Na véspera de votação do mínimo, sindicalistas intensificam pressão a parlamentares

16 fevereiro 18:14 2011 Priscilla Mazenotti - Agência Brasil

Brasília – As centrais sindicais prometem intensificar os protestos na véspera da votação do projeto que reajusta o salário mínimo. Querem pressionar por um valor maior do que os R$ 545 já previstos pelo governo. A finalidade é conseguir algo próximo de R$ 580. A expectativa é que mais de 200 sindicalistas visitem a Câmara hoje (15).
Entre as bancadas partidárias, estão marcadas diversas reuniões a fim de fazer as contas e garantir os votos necessários para aprovar o projeto. Apesar dos apelos do governo de que um reajuste maior que o previsto prejudicaria as finanças públicas, inclusive com a presença do secretário executivo do Ministério da Fazenda, Nelson Barbosa, e do ministro das Relações Institucionais, Luiz Sérgio, na Câmara, a oposição está firme na discussão por um salário maior. O Democratas quer um mínimo de R$ 560. O PSDB quer um reajuste ainda maior: R$ 600. E propõe o corte de gastos para garantir o aumento.

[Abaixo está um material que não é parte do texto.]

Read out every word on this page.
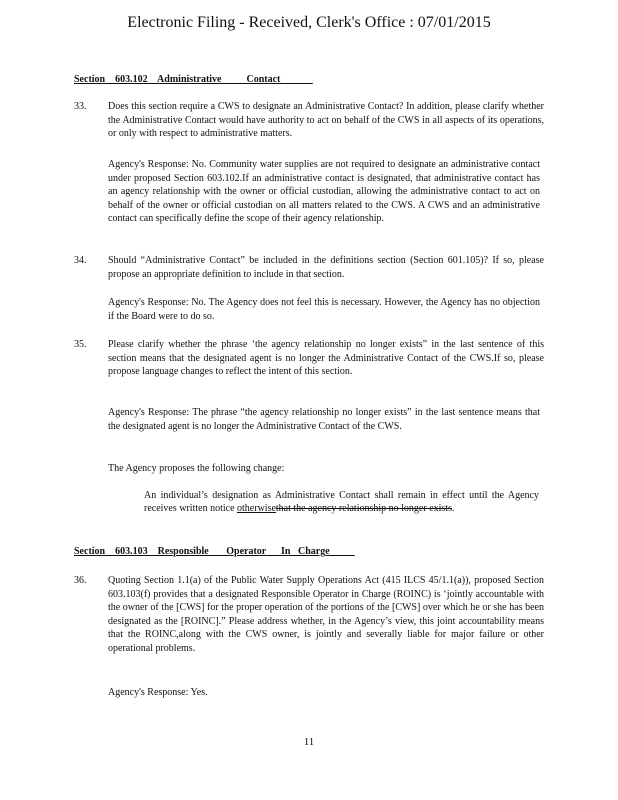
Electronic Filing - Received, Clerk's Office : 07/01/2015
Section    603.102    Administrative          Contact
33.	Does this section require a CWS to designate an Administrative Contact? In addition, please clarify whether the Administrative Contact would have authority to act on behalf of the CWS in all aspects of its operations, or only with respect to administrative matters.
Agency's Response: No. Community water supplies are not required to designate an administrative contact under proposed Section 603.102.If an administrative contact is designated, that administrative contact has an agency relationship with the owner or official custodian, allowing the administrative contact to act on behalf of the owner or official custodian on all matters related to the CWS. A CWS and an administrative contact can specifically define the scope of their agency relationship.
34.	Should “Administrative Contact” be included in the definitions section (Section 601.105)? If so, please propose an appropriate definition to include in that section.
Agency's Response: No. The Agency does not feel this is necessary. However, the Agency has no objection if the Board were to do so.
35.	Please clarify whether the phrase ‘the agency relationship no longer exists” in the last sentence of this section means that the designated agent is no longer the Administrative Contact of the CWS.If so, please propose language changes to reflect the intent of this section.
Agency's Response: The phrase “the agency relationship no longer exists” in the last sentence means that the designated agent is no longer the Administrative Contact of the CWS.
The Agency proposes the following change:
An individual’s designation as Administrative Contact shall remain in effect until the Agency receives written notice otherwisethat the agency relationship no longer exists.
Section    603.103    Responsible       Operator      In   Charge
36.	Quoting Section 1.1(a) of the Public Water Supply Operations Act (415 ILCS 45/1.1(a)), proposed Section 603.103(f) provides that a designated Responsible Operator in Charge (ROINC) is ‘jointly accountable with the owner of the [CWS] for the proper operation of the portions of the [CWS] over which he or she has been designated as the [ROINC].” Please address whether, in the Agency’s view, this joint accountability means that the ROINC,along with the CWS owner, is jointly and severally liable for major failure or other operational problems.
Agency's Response: Yes.
11
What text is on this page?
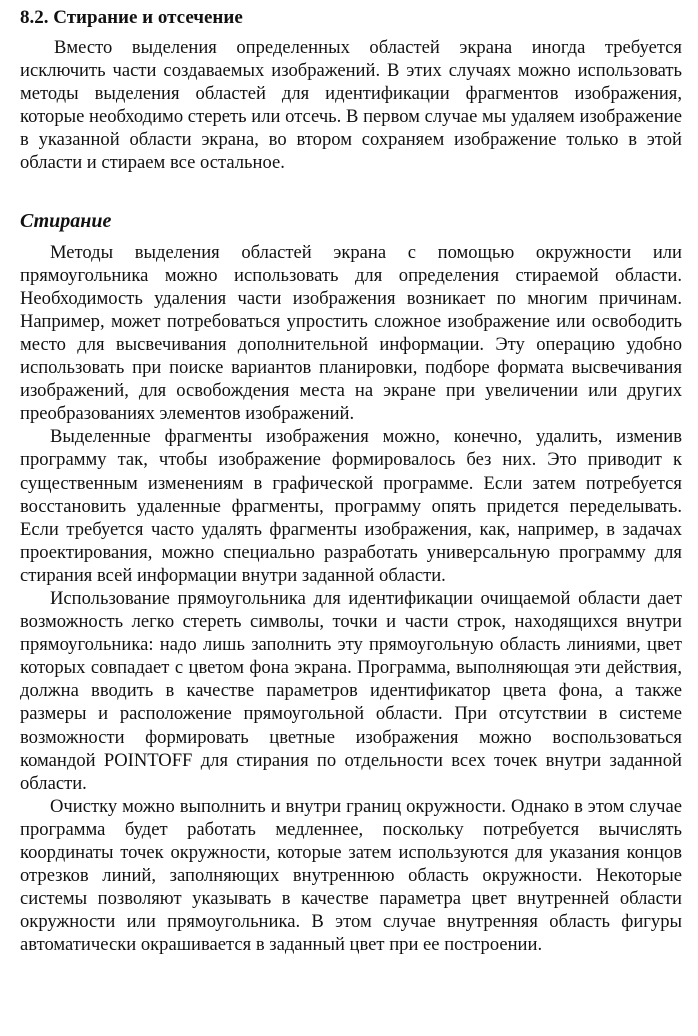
8.2. Стирание и отсечение

Вместо выделения определенных областей экрана иногда требуется исключить части создаваемых изображений. В этих случаях можно использовать методы выделения областей для идентификации фрагментов изображения, которые необходимо стереть или отсечь. В первом случае мы удаляем изображение в указанной области экрана, во втором сохраняем изображение только в этой области и стираем все остальное.

Стирание

Методы выделения областей экрана с помощью окружности или прямоугольника можно использовать для определения стираемой области. Необходимость удаления части изображения возникает по многим причинам. Например, может потребоваться упростить сложное изображение или освободить место для высвечивания дополнительной информации. Эту операцию удобно использовать при поиске вариантов планировки, подборе формата высвечивания изображений, для освобождения места на экране при увеличении или других преобразованиях элементов изображений.

Выделенные фрагменты изображения можно, конечно, удалить, изменив программу так, чтобы изображение формировалось без них. Это приводит к существенным изменениям в графической программе. Если затем потребуется восстановить удаленные фрагменты, программу опять придется переделывать. Если требуется часто удалять фрагменты изображения, как, например, в задачах проектирования, можно специально разработать универсальную программу для стирания всей информации внутри заданной области.

Использование прямоугольника для идентификации очищаемой области дает возможность легко стереть символы, точки и части строк, находящихся внутри прямоугольника: надо лишь заполнить эту прямоугольную область линиями, цвет которых совпадает с цветом фона экрана. Программа, выполняющая эти действия, должна вводить в качестве параметров идентификатор цвета фона, а также размеры и расположение прямоугольной области. При отсутствии в системе возможности формировать цветные изображения можно воспользоваться командой POINTOFF для стирания по отдельности всех точек внутри заданной области.

Очистку можно выполнить и внутри границ окружности. Однако в этом случае программа будет работать медленнее, поскольку потребуется вычислять координаты точек окружности, которые затем используются для указания концов отрезков линий, заполняющих внутреннюю область окружности. Некоторые системы позволяют указывать в качестве параметра цвет внутренней области окружности или прямоугольника. В этом случае внутренняя область фигуры автоматически окрашивается в заданный цвет при ее построении.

O presidente da Casa, Marco Maia (PT-RS), disse esperar um grande debate na votação de amanhã (16). “Já sei que haverá pedido de duas votações nominais, para que os deputados possam discutir mais a matéria”, comentou. “Mas, se vai houver acordo ou não, ainda é prematuro dizer”, completou.
À tarde, a Câmara se reúne em comissão geral. Desta vez, vai ouvir o ministro da Fazenda, Guido Mantega, e os presidentes da Central Única dos Trabalhadores (CUT) e da Força Sindical.

Além de um novo mínimo, o projeto estabelece uma política de longo prazo de valorização do salário e mantém o reajuste feito pelas mesmas regras vigentes hoje: variação da inflação do ano anterior mais a variação do Produto Interno Bruto (PIB) de dois anos antes.